Dorothy Baca, associate professor in the Department of Theatre and Dance in the College of Fine Arts, presented awards at the CineMás Albuquerque Latino Film Festival. CineMás is New Mexico’s premiere festival showcasing films focusing on diverse social and cultural themes of the Latino voice.
Many featured pieces have received awards at film festivals around the world and range from short films and animations to documentaries and full-length dramas.
Projects from Panama, Spain, Brazil, Venezuela, Argentina, Chile, Mexico and Uruguay, as well as works by New Mexican filmmakers were screened locally.
Organized by UNM’s Arts of the Americas Institute in the College of Fine Arts, the festival includes an emphasis on filmmakers, scholarly work and generating an atmosphere for discussion.
Listed below are the award winners...
New Mexico Women in Film and Television Award
Morristown (USA)
Directed by Ann Lewis
Working-class people in Mexico and eastern Tennessee are caught in the throes of massive economic change, which challenges their assumptions about work, family, nation, and community. The film chronicles nearly a decade of change in Morristown, Tennessee through interviews with displaced or low-wage Southern workers, Mexican immigrants, and workers and families impacted by globalization.
Albuquerque Mayor’s Award
Una Luchar por Mi Pueblo (USA)
Directed by Federico Reade
Land grant disputes are constant in New Mexico; this particular story began in 1988, with a community who refused to yield land held in common to an Arizona development company. They claimed they owned 700 acres. An ethno history of a peoples’ continual fight for self-determination.

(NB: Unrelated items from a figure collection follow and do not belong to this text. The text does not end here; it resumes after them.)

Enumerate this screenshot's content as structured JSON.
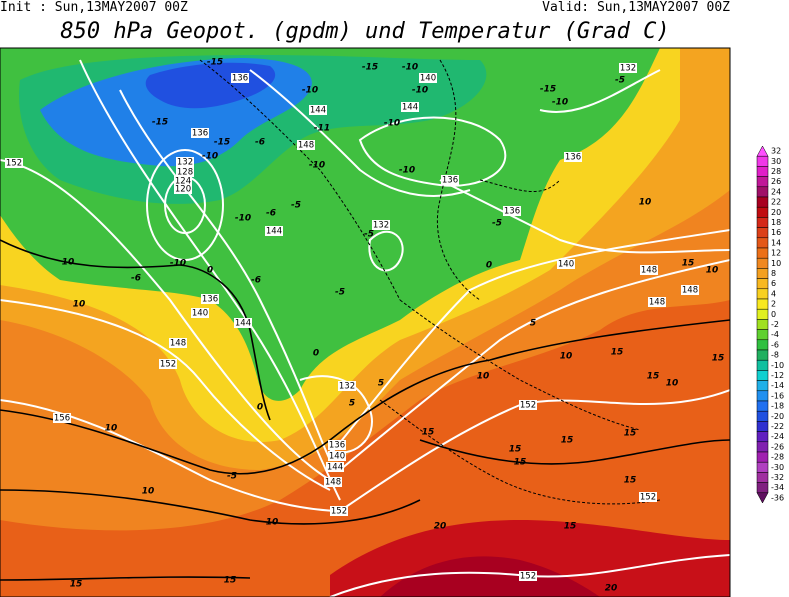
{
  "header": {
    "init": "Init : Sun,13MAY2007 00Z",
    "valid": "Valid: Sun,13MAY2007 00Z",
    "title": "850 hPa Geopot. (gpdm) und Temperatur (Grad C)"
  },
  "legend": {
    "labels": [
      32,
      30,
      28,
      26,
      24,
      22,
      20,
      18,
      16,
      14,
      12,
      10,
      8,
      6,
      4,
      2,
      0,
      -2,
      -4,
      -6,
      -8,
      -10,
      -12,
      -14,
      -16,
      -18,
      -20,
      -22,
      -24,
      -26,
      -28,
      -30,
      -32,
      -34,
      -36
    ],
    "colors": [
      "#ff50ff",
      "#f038e8",
      "#e020c8",
      "#c01898",
      "#a01068",
      "#a80020",
      "#c00c10",
      "#d42818",
      "#dc4018",
      "#e45818",
      "#ec7018",
      "#f08820",
      "#f4a020",
      "#f8b820",
      "#f8d020",
      "#f8e820",
      "#e0f020",
      "#a0e020",
      "#60d030",
      "#30c040",
      "#20b060",
      "#10c0a0",
      "#10d0d0",
      "#20b0e8",
      "#2090f0",
      "#2070f0",
      "#2050e0",
      "#3030d0",
      "#6020c0",
      "#8020b0",
      "#a020b0",
      "#b040c0",
      "#a030a0",
      "#802080",
      "#601060"
    ]
  },
  "contour_labels": [
    "-15",
    "136",
    "-15",
    "-10",
    "140",
    "-10",
    "-10",
    "144",
    "144",
    "-11",
    "-10",
    "-15",
    "136",
    "-15",
    "-10",
    "-6",
    "148",
    "-10",
    "-10",
    "132",
    "128",
    "124",
    "120",
    "-10",
    "-6",
    "-5",
    "144",
    "132",
    "-5",
    "136",
    "136",
    "-5",
    "152",
    "-15",
    "-10",
    "132",
    "-5",
    "136",
    "10",
    "-10",
    "-6",
    "0",
    "-6",
    "10",
    "136",
    "140",
    "144",
    "10",
    "148",
    "152",
    "0",
    "-5",
    "0",
    "140",
    "148",
    "15",
    "10",
    "148",
    "148",
    "5",
    "10",
    "10",
    "15",
    "15",
    "10",
    "15",
    "132",
    "5",
    "5",
    "0",
    "152",
    "156",
    "10",
    "15",
    "136",
    "140",
    "144",
    "148",
    "-5",
    "10",
    "15",
    "15",
    "15",
    "15",
    "15",
    "152",
    "152",
    "10",
    "20",
    "15",
    "15",
    "15",
    "152",
    "20"
  ]
}
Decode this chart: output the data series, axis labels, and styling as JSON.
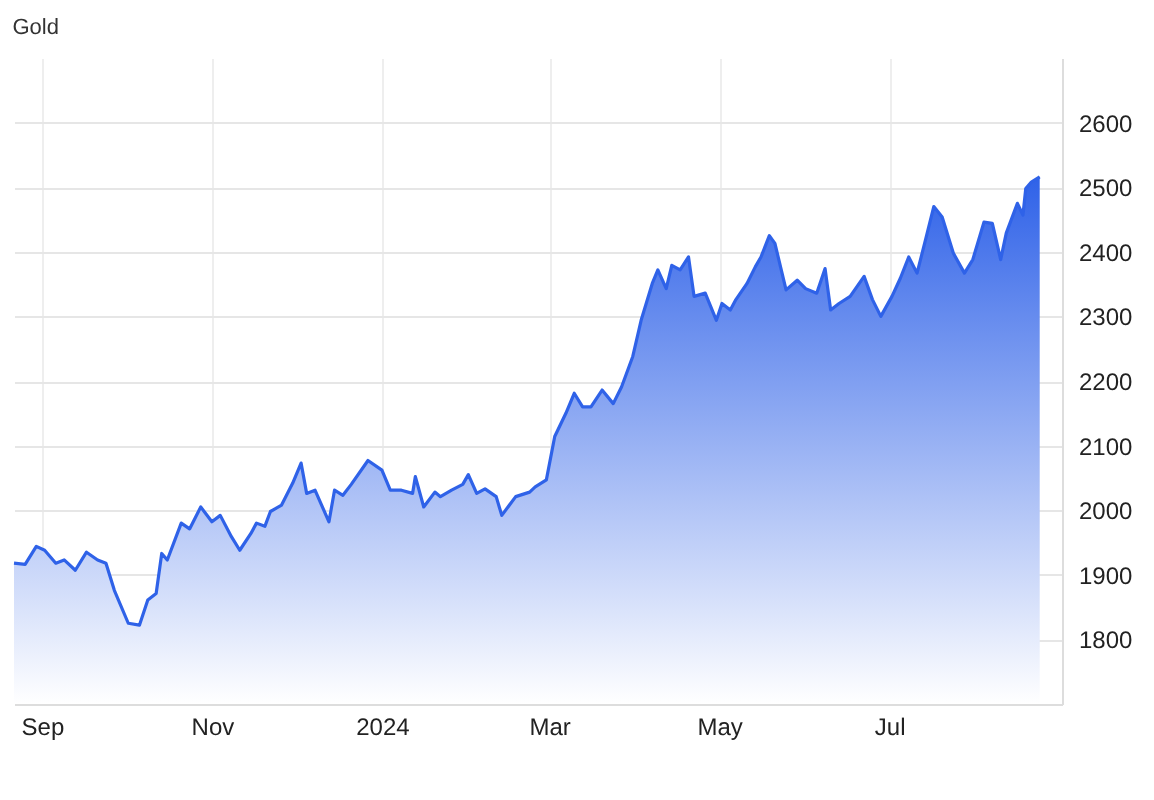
{
  "chart_data": {
    "type": "area",
    "title": "Gold",
    "x": [
      "2023-08-22",
      "2023-08-26",
      "2023-08-30",
      "2023-09-02",
      "2023-09-06",
      "2023-09-09",
      "2023-09-13",
      "2023-09-17",
      "2023-09-21",
      "2023-09-24",
      "2023-09-27",
      "2023-10-02",
      "2023-10-06",
      "2023-10-09",
      "2023-10-12",
      "2023-10-14",
      "2023-10-16",
      "2023-10-21",
      "2023-10-24",
      "2023-10-28",
      "2023-11-01",
      "2023-11-04",
      "2023-11-08",
      "2023-11-11",
      "2023-11-15",
      "2023-11-17",
      "2023-11-20",
      "2023-11-22",
      "2023-11-26",
      "2023-11-30",
      "2023-12-03",
      "2023-12-05",
      "2023-12-08",
      "2023-12-13",
      "2023-12-15",
      "2023-12-18",
      "2023-12-21",
      "2023-12-27",
      "2024-01-01",
      "2024-01-04",
      "2024-01-08",
      "2024-01-12",
      "2024-01-13",
      "2024-01-16",
      "2024-01-20",
      "2024-01-22",
      "2024-01-26",
      "2024-01-30",
      "2024-02-01",
      "2024-02-04",
      "2024-02-07",
      "2024-02-11",
      "2024-02-13",
      "2024-02-18",
      "2024-02-23",
      "2024-02-25",
      "2024-02-29",
      "2024-03-03",
      "2024-03-07",
      "2024-03-10",
      "2024-03-13",
      "2024-03-16",
      "2024-03-20",
      "2024-03-24",
      "2024-03-27",
      "2024-03-31",
      "2024-04-03",
      "2024-04-07",
      "2024-04-09",
      "2024-04-12",
      "2024-04-14",
      "2024-04-17",
      "2024-04-20",
      "2024-04-22",
      "2024-04-26",
      "2024-04-30",
      "2024-05-02",
      "2024-05-05",
      "2024-05-07",
      "2024-05-11",
      "2024-05-14",
      "2024-05-16",
      "2024-05-19",
      "2024-05-21",
      "2024-05-25",
      "2024-05-29",
      "2024-06-01",
      "2024-06-05",
      "2024-06-08",
      "2024-06-10",
      "2024-06-13",
      "2024-06-17",
      "2024-06-22",
      "2024-06-25",
      "2024-06-28",
      "2024-07-02",
      "2024-07-05",
      "2024-07-08",
      "2024-07-11",
      "2024-07-14",
      "2024-07-17",
      "2024-07-20",
      "2024-07-24",
      "2024-07-28",
      "2024-07-31",
      "2024-08-04",
      "2024-08-07",
      "2024-08-10",
      "2024-08-12",
      "2024-08-16",
      "2024-08-18",
      "2024-08-19",
      "2024-08-21",
      "2024-08-24"
    ],
    "series": [
      {
        "color": "#2f62e8",
        "values": [
          1918,
          1916,
          1944,
          1938,
          1918,
          1923,
          1907,
          1935,
          1923,
          1918,
          1876,
          1825,
          1822,
          1861,
          1871,
          1933,
          1923,
          1980,
          1971,
          2005,
          1982,
          1992,
          1959,
          1938,
          1964,
          1980,
          1975,
          1998,
          2008,
          2042,
          2073,
          2026,
          2031,
          1982,
          2031,
          2023,
          2040,
          2077,
          2062,
          2031,
          2031,
          2026,
          2052,
          2005,
          2028,
          2021,
          2031,
          2040,
          2055,
          2026,
          2033,
          2021,
          1992,
          2021,
          2028,
          2036,
          2047,
          2114,
          2150,
          2181,
          2160,
          2160,
          2186,
          2165,
          2191,
          2238,
          2294,
          2351,
          2372,
          2343,
          2379,
          2372,
          2392,
          2331,
          2336,
          2294,
          2320,
          2310,
          2326,
          2351,
          2377,
          2392,
          2425,
          2413,
          2341,
          2356,
          2343,
          2336,
          2374,
          2310,
          2320,
          2331,
          2362,
          2326,
          2300,
          2331,
          2359,
          2392,
          2367,
          2418,
          2470,
          2454,
          2398,
          2367,
          2388,
          2446,
          2444,
          2388,
          2429,
          2475,
          2457,
          2498,
          2508,
          2516
        ]
      }
    ],
    "xlim": [
      "2023-08-22",
      "2024-09-01"
    ],
    "xticks": [
      {
        "value": "2023-09-01",
        "label": "Sep"
      },
      {
        "value": "2023-11-01",
        "label": "Nov"
      },
      {
        "value": "2024-01-01",
        "label": "2024"
      },
      {
        "value": "2024-03-01",
        "label": "Mar"
      },
      {
        "value": "2024-05-01",
        "label": "May"
      },
      {
        "value": "2024-07-01",
        "label": "Jul"
      }
    ],
    "ylim": [
      1700,
      2700
    ],
    "yticks": [
      1800,
      1900,
      2000,
      2100,
      2200,
      2300,
      2400,
      2500,
      2600
    ],
    "grid": true
  }
}
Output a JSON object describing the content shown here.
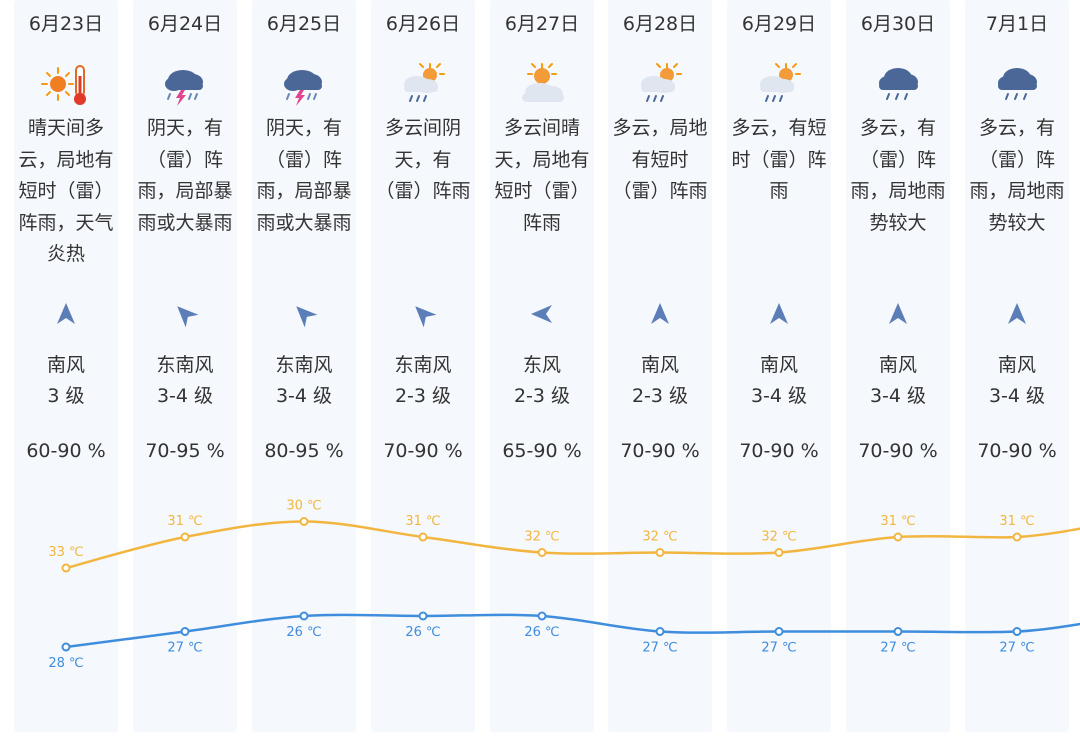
{
  "colors": {
    "high_line": "#f2b640",
    "low_line": "#3f8ddd",
    "wind_arrow": "#5b7db8",
    "column_bg": "#f5f8fc"
  },
  "days": [
    {
      "date": "6月23日",
      "icon": "sunny-hot-icon",
      "desc": [
        "晴天间多",
        "云，局地有",
        "短时（雷）",
        "阵雨，天气",
        "炎热"
      ],
      "wind_arrow": "wind-arrow-south-icon",
      "wind_dir": "南风",
      "wind_level": "3 级",
      "humidity": "60-90 %",
      "high": "33 ℃",
      "low": "28 ℃"
    },
    {
      "date": "6月24日",
      "icon": "thunderstorm-icon",
      "desc": [
        "阴天，有",
        "（雷）阵",
        "雨，局部暴",
        "雨或大暴雨"
      ],
      "wind_arrow": "wind-arrow-southeast-icon",
      "wind_dir": "东南风",
      "wind_level": "3-4 级",
      "humidity": "70-95 %",
      "high": "31 ℃",
      "low": "27 ℃"
    },
    {
      "date": "6月25日",
      "icon": "thunderstorm-icon",
      "desc": [
        "阴天，有",
        "（雷）阵",
        "雨，局部暴",
        "雨或大暴雨"
      ],
      "wind_arrow": "wind-arrow-southeast-icon",
      "wind_dir": "东南风",
      "wind_level": "3-4 级",
      "humidity": "80-95 %",
      "high": "30 ℃",
      "low": "26 ℃"
    },
    {
      "date": "6月26日",
      "icon": "partly-cloudy-rain-icon",
      "desc": [
        "多云间阴",
        "天，有",
        "（雷）阵雨"
      ],
      "wind_arrow": "wind-arrow-southeast-icon",
      "wind_dir": "东南风",
      "wind_level": "2-3 级",
      "humidity": "70-90 %",
      "high": "31 ℃",
      "low": "26 ℃"
    },
    {
      "date": "6月27日",
      "icon": "partly-cloudy-icon",
      "desc": [
        "多云间晴",
        "天，局地有",
        "短时（雷）",
        "阵雨"
      ],
      "wind_arrow": "wind-arrow-east-icon",
      "wind_dir": "东风",
      "wind_level": "2-3 级",
      "humidity": "65-90 %",
      "high": "32 ℃",
      "low": "26 ℃"
    },
    {
      "date": "6月28日",
      "icon": "partly-cloudy-rain-icon",
      "desc": [
        "多云，局地",
        "有短时",
        "（雷）阵雨"
      ],
      "wind_arrow": "wind-arrow-south-icon",
      "wind_dir": "南风",
      "wind_level": "2-3 级",
      "humidity": "70-90 %",
      "high": "32 ℃",
      "low": "27 ℃"
    },
    {
      "date": "6月29日",
      "icon": "partly-cloudy-rain-icon",
      "desc": [
        "多云，有短",
        "时（雷）阵",
        "雨"
      ],
      "wind_arrow": "wind-arrow-south-icon",
      "wind_dir": "南风",
      "wind_level": "3-4 级",
      "humidity": "70-90 %",
      "high": "32 ℃",
      "low": "27 ℃"
    },
    {
      "date": "6月30日",
      "icon": "cloudy-rain-icon",
      "desc": [
        "多云，有",
        "（雷）阵",
        "雨，局地雨",
        "势较大"
      ],
      "wind_arrow": "wind-arrow-south-icon",
      "wind_dir": "南风",
      "wind_level": "3-4 级",
      "humidity": "70-90 %",
      "high": "31 ℃",
      "low": "27 ℃"
    },
    {
      "date": "7月1日",
      "icon": "cloudy-rain-icon",
      "desc": [
        "多云，有",
        "（雷）阵",
        "雨，局地雨",
        "势较大"
      ],
      "wind_arrow": "wind-arrow-south-icon",
      "wind_dir": "南风",
      "wind_level": "3-4 级",
      "humidity": "70-90 %",
      "high": "31 ℃",
      "low": "27 ℃"
    }
  ],
  "chart_data": {
    "type": "line",
    "categories": [
      "6月23日",
      "6月24日",
      "6月25日",
      "6月26日",
      "6月27日",
      "6月28日",
      "6月29日",
      "6月30日",
      "7月1日"
    ],
    "series": [
      {
        "values": [
          33,
          31,
          30,
          31,
          32,
          32,
          32,
          31,
          31
        ]
      },
      {
        "values": [
          28,
          27,
          26,
          26,
          26,
          27,
          27,
          27,
          27
        ]
      }
    ],
    "unit": "℃",
    "title": "",
    "xlabel": "",
    "ylabel": ""
  }
}
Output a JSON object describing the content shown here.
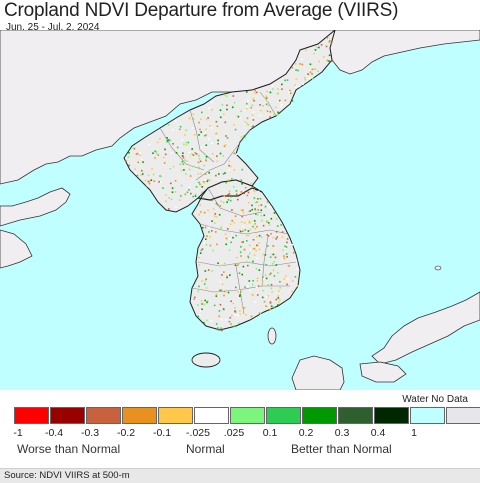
{
  "header": {
    "title": "Cropland NDVI Departure from Average (VIIRS)",
    "date_range": "Jun. 25 - Jul. 2, 2024"
  },
  "map": {
    "colors": {
      "water": "#bfffff",
      "land_outside": "#f1eef2",
      "land_region": "#ececec",
      "border": "#222222"
    }
  },
  "legend": {
    "water_label": "Water No Data",
    "swatches": [
      {
        "color": "#ff0000"
      },
      {
        "color": "#990000"
      },
      {
        "color": "#c8623e"
      },
      {
        "color": "#e89020"
      },
      {
        "color": "#ffc84a"
      },
      {
        "color": "#ffffff"
      },
      {
        "color": "#7df57d"
      },
      {
        "color": "#2ecc52"
      },
      {
        "color": "#009a00"
      },
      {
        "color": "#2f5f2f"
      },
      {
        "color": "#002800"
      },
      {
        "color": "#bfffff"
      },
      {
        "color": "#e8e6ea"
      }
    ],
    "ticks": [
      "-1",
      "-0.4",
      "-0.3",
      "-0.2",
      "-0.1",
      "-.025",
      ".025",
      "0.1",
      "0.2",
      "0.3",
      "0.4",
      "1"
    ],
    "worse_label": "Worse than Normal",
    "normal_label": "Normal",
    "better_label": "Better than Normal"
  },
  "footer": {
    "source": "Source: NDVI VIIRS at 500-m"
  }
}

City of Rio Rancho Award for Technology in Film
DVD (Spain)
Directed by Ciro Altabas
This short film includes: Scene selection/trailer/selected cut scenes/alternative endings/eliminated scene/videoclip featurette”What’s a Freak?”/audio commentary/character selection, and a boy-meets-girl story.
UNM Student Film Award
Watch (USA)
Directed by Brenda Avila
Alphonse Allais once said, "We talk about killing time as if it wasn't time who is killing us." Watch tells the story of a man who, like many others, is a slave of the watch. The character takes us with him into his daily journey with his perfect timing and his synchronized schedule. However, an unexpected event changes his routine and his life as our character realizes that time is not always on his side
Award for Best Documentary
Tocar y Luchar (Venezuela)
Directed by Alberto Arvelo
A captivating story of the Venezuelan Youth Orchestra System, an incredible network of hundreds of orchestras formed within most of Venezuela’s towns and villages. Once a modest program, it has evolved into one of the most important and beautiful music phenomena in modern history.